The Role of Melatonin in Pediatric Insomnia: An Informative Guide


Melatonin is a hormone produced by the pineal gland that plays a crucial role in regulating sleep-wake cycles. It has been studied extensively in both adults and children, particularly for its potential to treat sleep disorders. This article aims to provide an informative and easy-to-understand guide on the role of melatonin in pediatric insomnia.

Part I: The Basics of Melatonin

Melatonin is a natural hormone that helps regulate our sleep-wake cycles. It is produced by the pineal gland in response to darkness, with levels peaking at night and decreasing during the day. Melatonin supplements come in two forms: immediate-release (IR) and prolonged-release (PR). These formulations have different effects on sleep and circadian rhythms.

Part II: Melatonin and Pediatric Sleep Disorders

Melatonin has been studied for its potential to treat sleep disorders in children, particularly those with neurodevelopmental disorders (NDD), such as autism spectrum disorder (ASD) and attention deficit hyperactivity disorder (ADHD). It has been found to be effective in treating insomnia associated with delayed sleep phase disorder (DSPD), a condition where individuals have difficulty falling asleep and waking up at conventional times.

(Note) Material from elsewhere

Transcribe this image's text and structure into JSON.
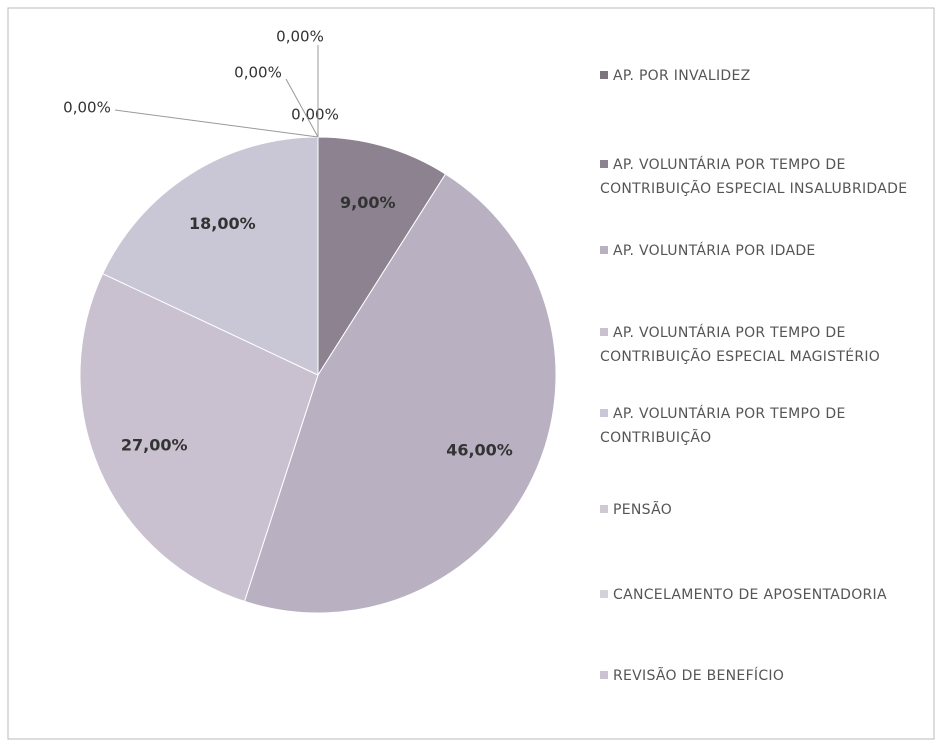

Part III: Melatonin as a Symptomatic Treatment for Pediatric Insomnia

Some experts suggest that melatonin, particularly IR melatonin, may have a role in treating pediatric insomnia when sleep hygiene measures and behavioral treatment approaches have not been successful. This recommendation is based on melatonin’s benign safety profile and potential benefits for sleep onset and quality of life for the child and family. However, more research is needed to establish the efficacy of melatonin in pediatric insomnia.


Current scientific evidence supports the use of melatonin, particularly IR melatonin, in treating certain pediatric sleep disorders, such as insomnia associated with NDD or DSPD. Melatonin may also be beneficial for pediatric insomnia when first-line treatments have failed, and other underlying sleep disorders have been ruled out. More research is needed to explore the efficacy of PR melatonin in pediatric insomnia beyond autism and neurogenetic disorders, and to compare the effects of IR and PR melatonin in different types of pediatric insomnia.